When using dummies in this manner, the implicit level (e.g. `east`) is the baseline, as its coefficient is the intercept. Other levels are measured relative to it.

### Simple Linear Regression

Ownership as a single predictor for credit balance.

In [None]:
X = credit_enc[['own_Yes']]
y = credit_enc[['balance']]

In [None]:
from sklearn.linear_model import LinearRegression
from sklearn.metrics import mean_squared_error, r2_score

In [None]:
slr_own = LinearRegression()
slr_own.fit(X, y)

In [None]:
# look at the estimated model parameters
print(f"Model Coefficients: {slr_own.coef_}")
print(f"Model Intercept: {slr_own.intercept_}")

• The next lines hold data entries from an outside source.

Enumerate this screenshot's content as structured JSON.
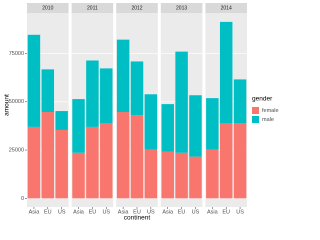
{
  "chart_data": {
    "type": "bar",
    "stacked": true,
    "facets": [
      "2010",
      "2011",
      "2012",
      "2013",
      "2014"
    ],
    "categories": [
      "Asia",
      "EU",
      "US"
    ],
    "x_label": "continent",
    "y_label": "amount",
    "legend_title": "gender",
    "series": [
      {
        "name": "female",
        "color": "#F8766D",
        "values": [
          [
            37000,
            44700,
            35400
          ],
          [
            23600,
            37000,
            39000
          ],
          [
            44700,
            43100,
            25200
          ],
          [
            24100,
            23600,
            21600
          ],
          [
            25200,
            39000,
            39000
          ]
        ]
      },
      {
        "name": "male",
        "color": "#00BFC4",
        "values": [
          [
            47700,
            22100,
            9800
          ],
          [
            27800,
            34400,
            28300
          ],
          [
            37500,
            27800,
            28700
          ],
          [
            24700,
            52400,
            31800
          ],
          [
            26700,
            52400,
            22600
          ]
        ]
      }
    ],
    "ylim": [
      -4500,
      96000
    ],
    "yticks": [
      0,
      25000,
      50000,
      75000
    ],
    "grid": true
  }
}
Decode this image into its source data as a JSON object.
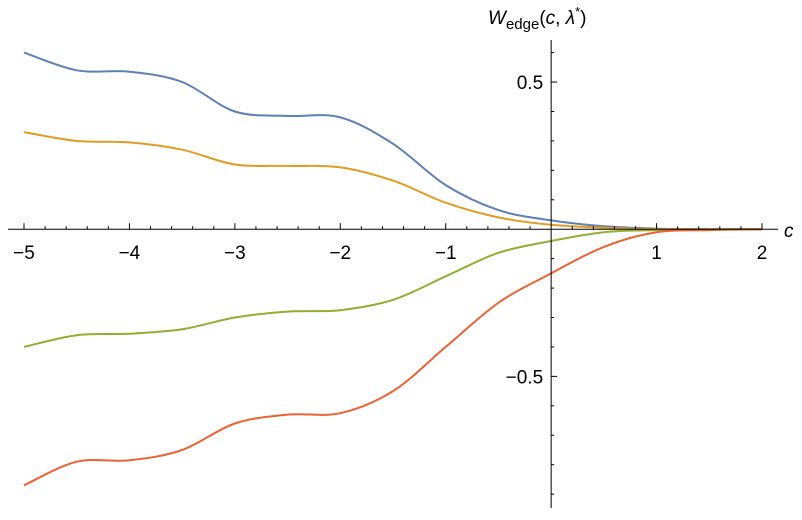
{
  "chart_data": {
    "type": "line",
    "title": "",
    "xlabel": "c",
    "ylabel": {
      "main": "W",
      "subscript": "edge",
      "args_open": "(",
      "arg1": "c",
      "sep": ", ",
      "arg2": "λ",
      "sup": "*",
      "args_close": ")"
    },
    "xlim": [
      -5,
      2
    ],
    "ylim": [
      -0.92,
      0.67
    ],
    "x_ticks": [
      -5,
      -4,
      -3,
      -2,
      -1,
      1,
      2
    ],
    "x_tick_labels": [
      "−5",
      "−4",
      "−3",
      "−2",
      "−1",
      "1",
      "2"
    ],
    "y_ticks": [
      0.5,
      -0.5
    ],
    "y_tick_labels": [
      "0.5",
      "−0.5"
    ],
    "grid": false,
    "legend": "none",
    "x": [
      -5,
      -4.5,
      -4,
      -3.5,
      -3,
      -2.5,
      -2,
      -1.5,
      -1,
      -0.5,
      0,
      0.5,
      1,
      1.5,
      2
    ],
    "series": [
      {
        "color": "#5E81B5",
        "values": [
          0.6,
          0.54,
          0.535,
          0.5,
          0.4,
          0.385,
          0.38,
          0.29,
          0.15,
          0.065,
          0.03,
          0.01,
          0.002,
          0.0,
          0.0
        ]
      },
      {
        "color": "#E19C24",
        "values": [
          0.33,
          0.3,
          0.295,
          0.27,
          0.22,
          0.215,
          0.21,
          0.165,
          0.09,
          0.04,
          0.015,
          0.005,
          0.001,
          0.0,
          0.0
        ]
      },
      {
        "color": "#8FB032",
        "values": [
          -0.4,
          -0.36,
          -0.355,
          -0.34,
          -0.3,
          -0.28,
          -0.275,
          -0.24,
          -0.16,
          -0.08,
          -0.04,
          -0.01,
          -0.003,
          0.0,
          0.0
        ]
      },
      {
        "color": "#EB6235",
        "values": [
          -0.87,
          -0.79,
          -0.785,
          -0.75,
          -0.66,
          -0.63,
          -0.625,
          -0.55,
          -0.4,
          -0.25,
          -0.15,
          -0.06,
          -0.01,
          -0.003,
          0.0
        ]
      }
    ]
  }
}
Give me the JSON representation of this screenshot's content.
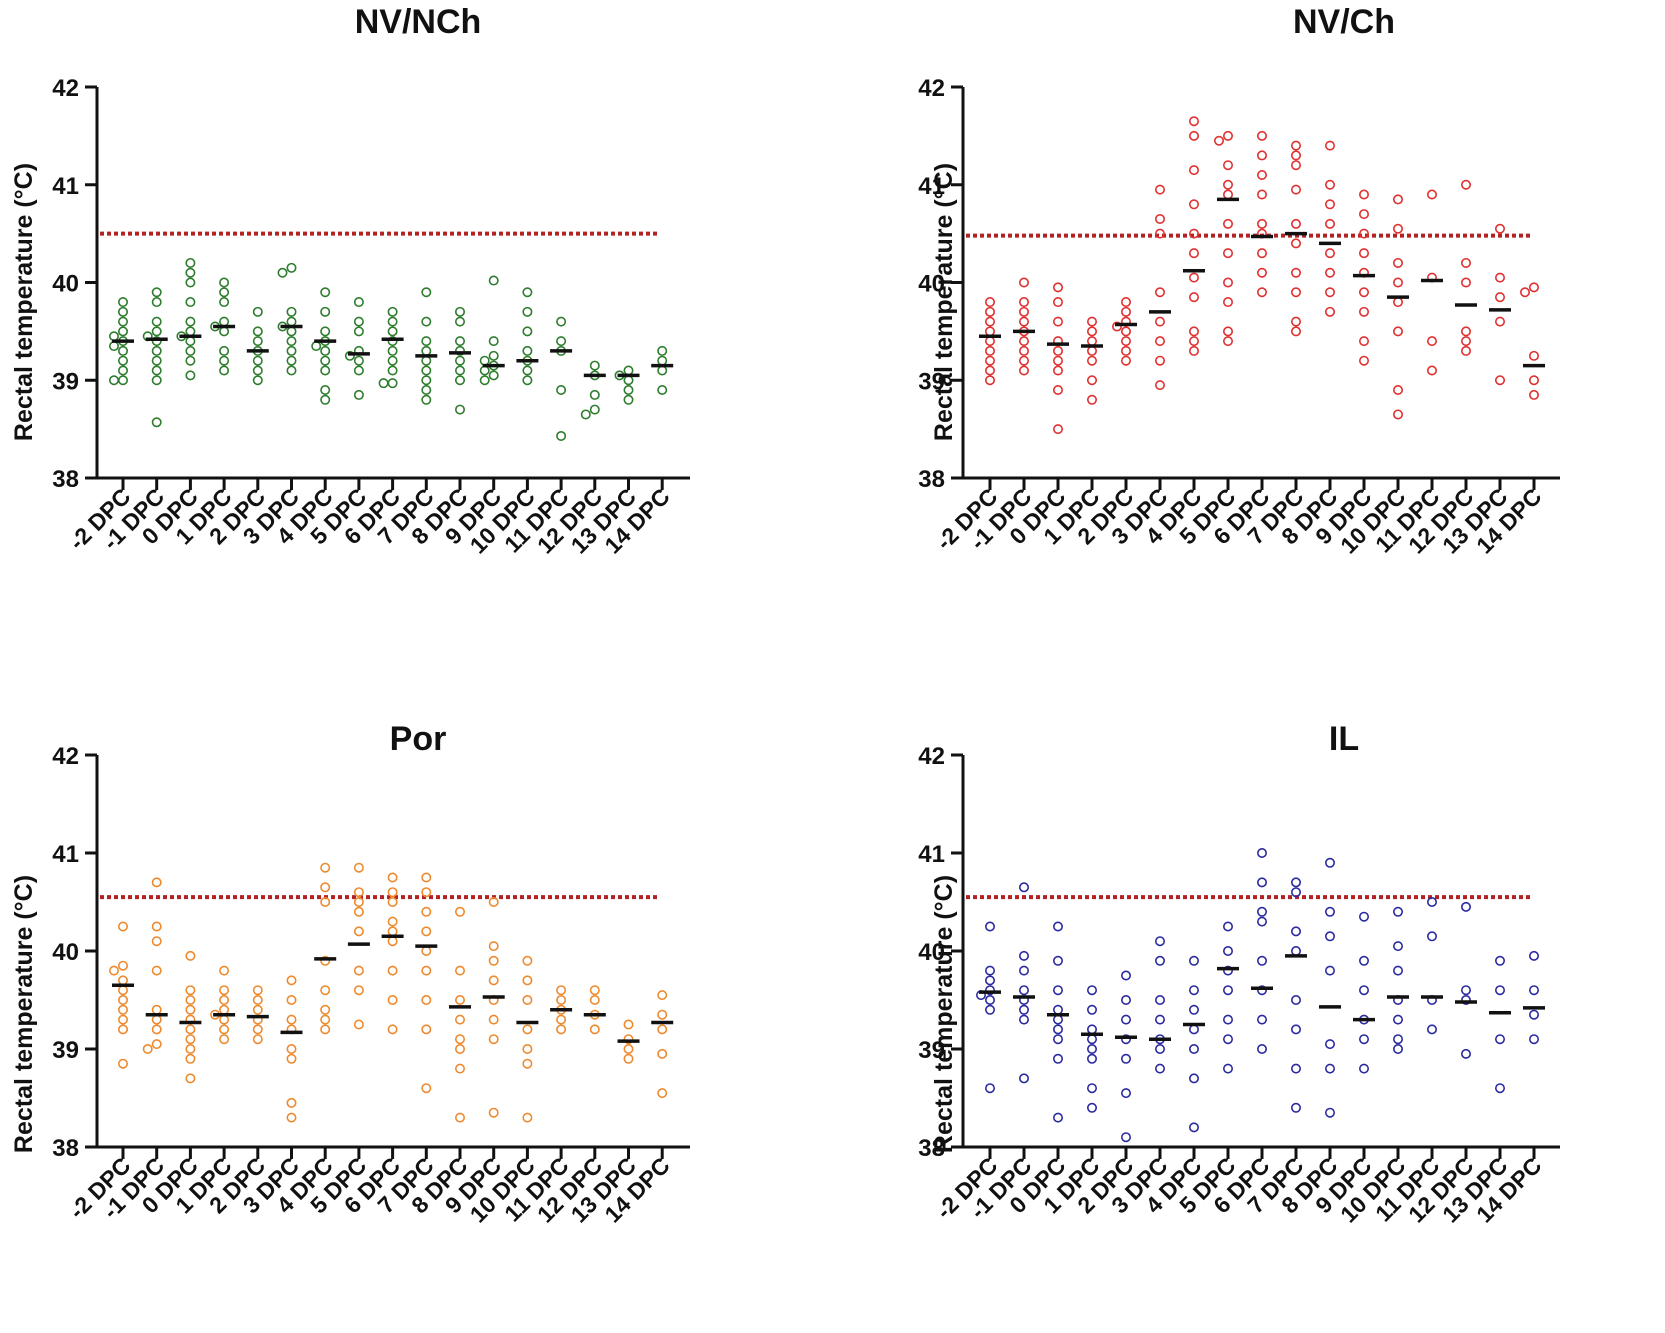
{
  "chart_data": [
    {
      "type": "scatter",
      "title": "NV/NCh",
      "ylabel": "Rectal temperature (°C)",
      "xlabel": "",
      "ylim": [
        38,
        42
      ],
      "yticks": [
        "38",
        "39",
        "40",
        "41",
        "42"
      ],
      "categories": [
        "-2 DPC",
        "-1 DPC",
        "0 DPC",
        "1 DPC",
        "2 DPC",
        "3 DPC",
        "4 DPC",
        "5 DPC",
        "6 DPC",
        "7 DPC",
        "8 DPC",
        "9 DPC",
        "10 DPC",
        "11 DPC",
        "12 DPC",
        "13 DPC",
        "14 DPC"
      ],
      "color": "#2e7d2e",
      "threshold": 40.5,
      "threshold_color": "#b22222",
      "medians": [
        39.4,
        39.42,
        39.45,
        39.55,
        39.3,
        39.55,
        39.4,
        39.27,
        39.42,
        39.25,
        39.28,
        39.15,
        39.2,
        39.3,
        39.05,
        39.05,
        39.15
      ],
      "points": [
        [
          39.8,
          39.7,
          39.6,
          39.5,
          39.45,
          39.4,
          39.35,
          39.3,
          39.2,
          39.1,
          39.0,
          39.0
        ],
        [
          39.9,
          39.8,
          39.6,
          39.5,
          39.45,
          39.4,
          39.3,
          39.2,
          39.1,
          39.0,
          38.57
        ],
        [
          40.2,
          40.1,
          40.0,
          39.8,
          39.6,
          39.5,
          39.45,
          39.4,
          39.3,
          39.2,
          39.05
        ],
        [
          40.0,
          39.9,
          39.8,
          39.6,
          39.55,
          39.5,
          39.3,
          39.2,
          39.1
        ],
        [
          39.7,
          39.5,
          39.4,
          39.3,
          39.2,
          39.1,
          39.0
        ],
        [
          40.15,
          40.1,
          39.7,
          39.6,
          39.55,
          39.5,
          39.4,
          39.3,
          39.2,
          39.1
        ],
        [
          39.9,
          39.7,
          39.5,
          39.4,
          39.35,
          39.3,
          39.2,
          39.1,
          38.9,
          38.8
        ],
        [
          39.8,
          39.6,
          39.5,
          39.3,
          39.25,
          39.2,
          39.1,
          38.85
        ],
        [
          39.7,
          39.6,
          39.5,
          39.4,
          39.3,
          39.2,
          39.1,
          38.97,
          38.97
        ],
        [
          39.9,
          39.6,
          39.4,
          39.3,
          39.2,
          39.1,
          39.0,
          38.9,
          38.8
        ],
        [
          39.7,
          39.6,
          39.4,
          39.3,
          39.2,
          39.1,
          39.0,
          38.7
        ],
        [
          40.02,
          39.4,
          39.25,
          39.2,
          39.15,
          39.1,
          39.05,
          39.0
        ],
        [
          39.9,
          39.7,
          39.5,
          39.3,
          39.2,
          39.1,
          39.0
        ],
        [
          39.6,
          39.4,
          39.3,
          38.9,
          38.43
        ],
        [
          39.15,
          39.05,
          38.85,
          38.7,
          38.65
        ],
        [
          39.1,
          39.05,
          39.0,
          38.9,
          38.8
        ],
        [
          39.3,
          39.2,
          39.1,
          38.9
        ]
      ]
    },
    {
      "type": "scatter",
      "title": "NV/Ch",
      "ylabel": "Rectal temperature (°C)",
      "xlabel": "",
      "ylim": [
        38,
        42
      ],
      "yticks": [
        "38",
        "39",
        "40",
        "41",
        "42"
      ],
      "categories": [
        "-2 DPC",
        "-1 DPC",
        "0 DPC",
        "1 DPC",
        "2 DPC",
        "3 DPC",
        "4 DPC",
        "5 DPC",
        "6 DPC",
        "7 DPC",
        "8 DPC",
        "9 DPC",
        "10 DPC",
        "11 DPC",
        "12 DPC",
        "13 DPC",
        "14 DPC"
      ],
      "color": "#e03030",
      "threshold": 40.48,
      "threshold_color": "#b22222",
      "medians": [
        39.45,
        39.5,
        39.37,
        39.35,
        39.57,
        39.7,
        40.12,
        40.85,
        40.47,
        40.5,
        40.4,
        40.07,
        39.85,
        40.02,
        39.77,
        39.72,
        39.15
      ],
      "points": [
        [
          39.8,
          39.7,
          39.6,
          39.5,
          39.4,
          39.3,
          39.2,
          39.1,
          39.0
        ],
        [
          40.0,
          39.8,
          39.7,
          39.6,
          39.5,
          39.4,
          39.3,
          39.2,
          39.1
        ],
        [
          39.95,
          39.8,
          39.6,
          39.4,
          39.3,
          39.2,
          39.1,
          38.9,
          38.5
        ],
        [
          39.6,
          39.5,
          39.4,
          39.3,
          39.2,
          39.0,
          38.8
        ],
        [
          39.8,
          39.7,
          39.6,
          39.55,
          39.5,
          39.4,
          39.3,
          39.2
        ],
        [
          40.95,
          40.65,
          40.5,
          39.9,
          39.6,
          39.4,
          39.2,
          38.95
        ],
        [
          41.65,
          41.5,
          41.15,
          40.8,
          40.5,
          40.3,
          40.05,
          39.85,
          39.5,
          39.4,
          39.3
        ],
        [
          41.5,
          41.45,
          41.2,
          41.0,
          40.9,
          40.6,
          40.3,
          40.0,
          39.8,
          39.5,
          39.4
        ],
        [
          41.5,
          41.3,
          41.1,
          40.9,
          40.6,
          40.5,
          40.3,
          40.1,
          39.9
        ],
        [
          41.4,
          41.3,
          41.2,
          40.95,
          40.6,
          40.4,
          40.1,
          39.9,
          39.6,
          39.5
        ],
        [
          41.4,
          41.0,
          40.8,
          40.6,
          40.3,
          40.1,
          39.9,
          39.7
        ],
        [
          40.9,
          40.7,
          40.5,
          40.3,
          40.1,
          39.9,
          39.7,
          39.4,
          39.2
        ],
        [
          40.85,
          40.55,
          40.2,
          40.0,
          39.8,
          39.5,
          38.9,
          38.65
        ],
        [
          40.9,
          40.05,
          39.4,
          39.1
        ],
        [
          41.0,
          40.2,
          40.0,
          39.5,
          39.4,
          39.3
        ],
        [
          40.55,
          40.05,
          39.85,
          39.6,
          39.0
        ],
        [
          39.95,
          39.9,
          39.25,
          39.0,
          38.85
        ]
      ]
    },
    {
      "type": "scatter",
      "title": "Por",
      "ylabel": "Rectal temperature (°C)",
      "xlabel": "",
      "ylim": [
        38,
        42
      ],
      "yticks": [
        "38",
        "39",
        "40",
        "41",
        "42"
      ],
      "categories": [
        "-2 DPC",
        "-1 DPC",
        "0 DPC",
        "1 DPC",
        "2 DPC",
        "3 DPC",
        "4 DPC",
        "5 DPC",
        "6 DPC",
        "7 DPC",
        "8 DPC",
        "9 DPC",
        "10 DPC",
        "11 DPC",
        "12 DPC",
        "13 DPC",
        "14 DPC"
      ],
      "color": "#ee8a2e",
      "threshold": 40.55,
      "threshold_color": "#b22222",
      "medians": [
        39.65,
        39.35,
        39.27,
        39.35,
        39.33,
        39.17,
        39.92,
        40.07,
        40.15,
        40.05,
        39.43,
        39.53,
        39.27,
        39.4,
        39.35,
        39.08,
        39.27
      ],
      "points": [
        [
          40.25,
          39.85,
          39.8,
          39.7,
          39.6,
          39.5,
          39.4,
          39.3,
          39.2,
          38.85
        ],
        [
          40.7,
          40.25,
          40.1,
          39.8,
          39.4,
          39.3,
          39.2,
          39.05,
          39.0
        ],
        [
          39.95,
          39.6,
          39.5,
          39.4,
          39.3,
          39.2,
          39.1,
          39.0,
          38.9,
          38.7
        ],
        [
          39.8,
          39.6,
          39.5,
          39.4,
          39.35,
          39.3,
          39.2,
          39.1
        ],
        [
          39.6,
          39.5,
          39.4,
          39.3,
          39.2,
          39.1
        ],
        [
          39.7,
          39.5,
          39.3,
          39.2,
          39.0,
          38.9,
          38.45,
          38.3
        ],
        [
          40.85,
          40.65,
          40.5,
          39.9,
          39.6,
          39.4,
          39.3,
          39.2
        ],
        [
          40.85,
          40.6,
          40.5,
          40.4,
          40.2,
          39.8,
          39.6,
          39.25
        ],
        [
          40.75,
          40.6,
          40.5,
          40.3,
          40.2,
          40.1,
          39.8,
          39.5,
          39.2
        ],
        [
          40.75,
          40.6,
          40.4,
          40.2,
          40.0,
          39.8,
          39.5,
          39.2,
          38.6
        ],
        [
          40.4,
          39.8,
          39.5,
          39.3,
          39.1,
          39.0,
          38.8,
          38.3
        ],
        [
          40.5,
          40.05,
          39.9,
          39.7,
          39.5,
          39.3,
          39.1,
          38.35
        ],
        [
          39.9,
          39.7,
          39.5,
          39.2,
          39.0,
          38.85,
          38.3
        ],
        [
          39.6,
          39.5,
          39.4,
          39.3,
          39.2
        ],
        [
          39.6,
          39.5,
          39.35,
          39.2
        ],
        [
          39.25,
          39.1,
          39.0,
          38.9
        ],
        [
          39.55,
          39.35,
          39.2,
          38.95,
          38.55
        ]
      ]
    },
    {
      "type": "scatter",
      "title": "IL",
      "ylabel": "Rectal temperature (°C)",
      "xlabel": "",
      "ylim": [
        38,
        42
      ],
      "yticks": [
        "38",
        "39",
        "40",
        "41",
        "42"
      ],
      "categories": [
        "-2 DPC",
        "-1 DPC",
        "0 DPC",
        "1 DPC",
        "2 DPC",
        "3 DPC",
        "4 DPC",
        "5 DPC",
        "6 DPC",
        "7 DPC",
        "8 DPC",
        "9 DPC",
        "10 DPC",
        "11 DPC",
        "12 DPC",
        "13 DPC",
        "14 DPC"
      ],
      "color": "#2a2aa0",
      "threshold": 40.55,
      "threshold_color": "#b22222",
      "medians": [
        39.58,
        39.53,
        39.35,
        39.15,
        39.12,
        39.1,
        39.25,
        39.82,
        39.62,
        39.95,
        39.43,
        39.3,
        39.53,
        39.53,
        39.48,
        39.37,
        39.42
      ],
      "points": [
        [
          40.25,
          39.8,
          39.7,
          39.6,
          39.55,
          39.5,
          39.4,
          38.6
        ],
        [
          40.65,
          39.95,
          39.8,
          39.6,
          39.5,
          39.4,
          39.3,
          38.7
        ],
        [
          40.25,
          39.9,
          39.6,
          39.4,
          39.3,
          39.2,
          39.1,
          38.9,
          38.3
        ],
        [
          39.6,
          39.4,
          39.2,
          39.1,
          39.0,
          38.9,
          38.6,
          38.4
        ],
        [
          39.75,
          39.5,
          39.3,
          39.1,
          38.9,
          38.55,
          38.1
        ],
        [
          40.1,
          39.9,
          39.5,
          39.3,
          39.1,
          39.0,
          38.8
        ],
        [
          39.9,
          39.6,
          39.4,
          39.2,
          39.0,
          38.7,
          38.2
        ],
        [
          40.25,
          40.0,
          39.8,
          39.6,
          39.3,
          39.1,
          38.8
        ],
        [
          41.0,
          40.7,
          40.4,
          40.3,
          39.9,
          39.6,
          39.3,
          39.0
        ],
        [
          40.7,
          40.6,
          40.2,
          40.0,
          39.5,
          39.2,
          38.8,
          38.4
        ],
        [
          40.9,
          40.4,
          40.15,
          39.8,
          39.05,
          38.8,
          38.35
        ],
        [
          40.35,
          39.9,
          39.6,
          39.3,
          39.1,
          38.8
        ],
        [
          40.4,
          40.05,
          39.8,
          39.5,
          39.3,
          39.1,
          39.0
        ],
        [
          40.5,
          40.15,
          39.5,
          39.2
        ],
        [
          40.45,
          39.6,
          39.5,
          38.95
        ],
        [
          39.9,
          39.6,
          39.1,
          38.6
        ],
        [
          39.95,
          39.6,
          39.35,
          39.1
        ]
      ]
    }
  ]
}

These results match those from the text. The square brackets are an artifact of the data structures expected by SKL. The coefficient appears as `[[19.73]]` (nested list) because it came from a 2D DataFrame with a single column, while the intercept appears as `[509.80]` (single list) because it's always a 1D array even for multiple predictors. Both represent scalar values in this single-predictor regression.

In [None]:
# Make predictions
y_pred = slr_own.predict(X)

# Evaluate the model
mse = mean_squared_error(y, y_pred)
rmse = np.sqrt(mse)
r2 = r2_score(y, y_pred)

print(f"Simple Linear Regression Model:")
print(f"credit = {slr_own.intercept_[0]:.2f} + {slr_own.coef_[0][0]:.2f} * own_Yes")
print(f"Mean Squared Error: {mse:.2f}")
print(f"RMSE: {rmse:.2f}")
print(f"R² Score: {r2:.4f}")

Interpret these results.

### Multiple Linear Regression

The transformation of `region` into a dummy variable makes predicting based on it a MLR task.

In [None]:
X = credit_enc[['region_South', 'region_West']]
y = credit_enc[['balance']]

In [None]:
mlr_region = LinearRegression()
mlr_region.fit(X, y)

In [None]:
# look at the estimated model parameters
print(f"Model Coefficients: {mlr_region.coef_}")
print(f"Model Intercept: {mlr_region.intercept_}")

$balance = 531 - 12.50 \times region\_South - 18.69 \times region\_West$

In [None]:
# Make predictions
y_pred = mlr_region.predict(X)

# Evaluate the model
mse = mean_squared_error(y, y_pred)
rmse = np.sqrt(mse)
r2 = r2_score(y, y_pred)

print(f"Multiple Linear Regression Model:")
print(f"Mean Squared Error: {mse:.2f}")
print(f"RMSE: {rmse:.2f}")
print(f"R² Score: {r2:.4f}")